| > If you read my and other responses in this thread, the arts/humanities are far from useless (they just have a less direct economic effect). I never said arts/humanities are useless. I said they are luxuries, and the fact that people are bemoaning that it costs so much money to enter a non-lucrative profession is the very definition of a first world problem. > Historically important art/music has often been ignored, ridiculed, censored, etc. To suggest that it only has social/cultural value if it appeals to a popular/paying audience is overly simplistic. It might very well have social/cultural value. If you're not independently wealthy, you'll want it to appeal to a popular and paying audience if you like having food and shelter and toys. > I'm not saying there's no overlap between capitalism and art in general, but if they're perfectly aligned then we miss the challenging, obscure, alternative, upsetting, disruptive, etc. They're not perfectly aligned. However, if your "art" doesn't align with a paying audience, be prepared to be a starving artist with huge student loans. Society is not beholden to you to help you self-actualize your life.
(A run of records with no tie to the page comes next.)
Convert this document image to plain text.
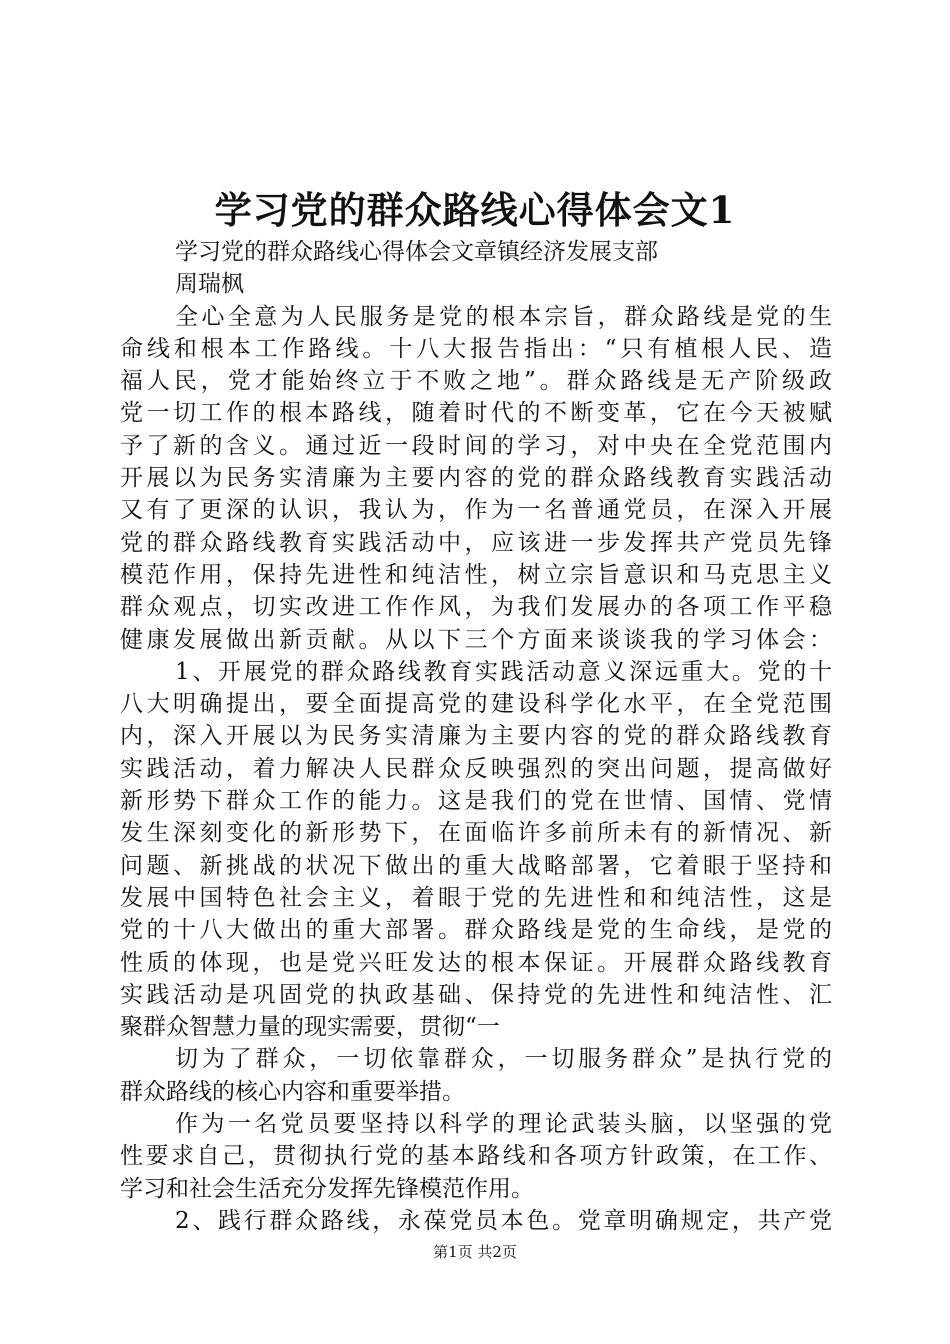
学习党的群众路线心得体会文1
学习党的群众路线心得体会文章镇经济发展支部
周瑞枫
全心全意为人民服务是党的根本宗旨，群众路线是党的生
命线和根本工作路线。十八大报告指出：“只有植根人民、造
福人民，党才能始终立于不败之地”。群众路线是无产阶级政
党一切工作的根本路线，随着时代的不断变革，它在今天被赋
予了新的含义。通过近一段时间的学习，对中央在全党范围内
开展以为民务实清廉为主要内容的党的群众路线教育实践活动
又有了更深的认识，我认为，作为一名普通党员，在深入开展
党的群众路线教育实践活动中，应该进一步发挥共产党员先锋
模范作用，保持先进性和纯洁性，树立宗旨意识和马克思主义
群众观点，切实改进工作作风，为我们发展办的各项工作平稳
健康发展做出新贡献。从以下三个方面来谈谈我的学习体会：
1、开展党的群众路线教育实践活动意义深远重大。党的十
八大明确提出，要全面提高党的建设科学化水平，在全党范围
内，深入开展以为民务实清廉为主要内容的党的群众路线教育
实践活动，着力解决人民群众反映强烈的突出问题，提高做好
新形势下群众工作的能力。这是我们的党在世情、国情、党情
发生深刻变化的新形势下，在面临许多前所未有的新情况、新
问题、新挑战的状况下做出的重大战略部署，它着眼于坚持和
发展中国特色社会主义，着眼于党的先进性和和纯洁性，这是
党的十八大做出的重大部署。群众路线是党的生命线，是党的
性质的体现，也是党兴旺发达的根本保证。开展群众路线教育
实践活动是巩固党的执政基础、保持党的先进性和纯洁性、汇
聚群众智慧力量的现实需要，贯彻“一
切为了群众，一切依靠群众，一切服务群众”是执行党的
群众路线的核心内容和重要举措。
作为一名党员要坚持以科学的理论武装头脑，以坚强的党
性要求自己，贯彻执行党的基本路线和各项方针政策，在工作、
学习和社会生活充分发挥先锋模范作用。
2、践行群众路线，永葆党员本色。党章明确规定，共产党
第1页 共2页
Get a job that pays money, and then do your obscure art in your spare time. |
>> inability to pick a useless major
I agree with the sentiment though, that (in general) an Arts degree (or whatever) alone it's not enough to sustain a career.
I just think it's an important part of a balanced education, and that overall society is better off having more engagement with the arts, language, history, philosophy, cosmology, theoretical physics, category theory, linguistics, anthropology, etc.
As I said elsewhere, prioritising vocational education is fine to some extent, but to do so by crippling participation in the Arts by making those qualifications prohibitively expensive (by not providing loans) is a mistake.
It is a luxury of sorts, but not in the frivolous sense. As I see it, it's not so much a problem of optimising higher education for career payoff, but restructuring/regulating education to make it more accessible (both to encourage participation in a wider range of subjects, and to facilitate career change).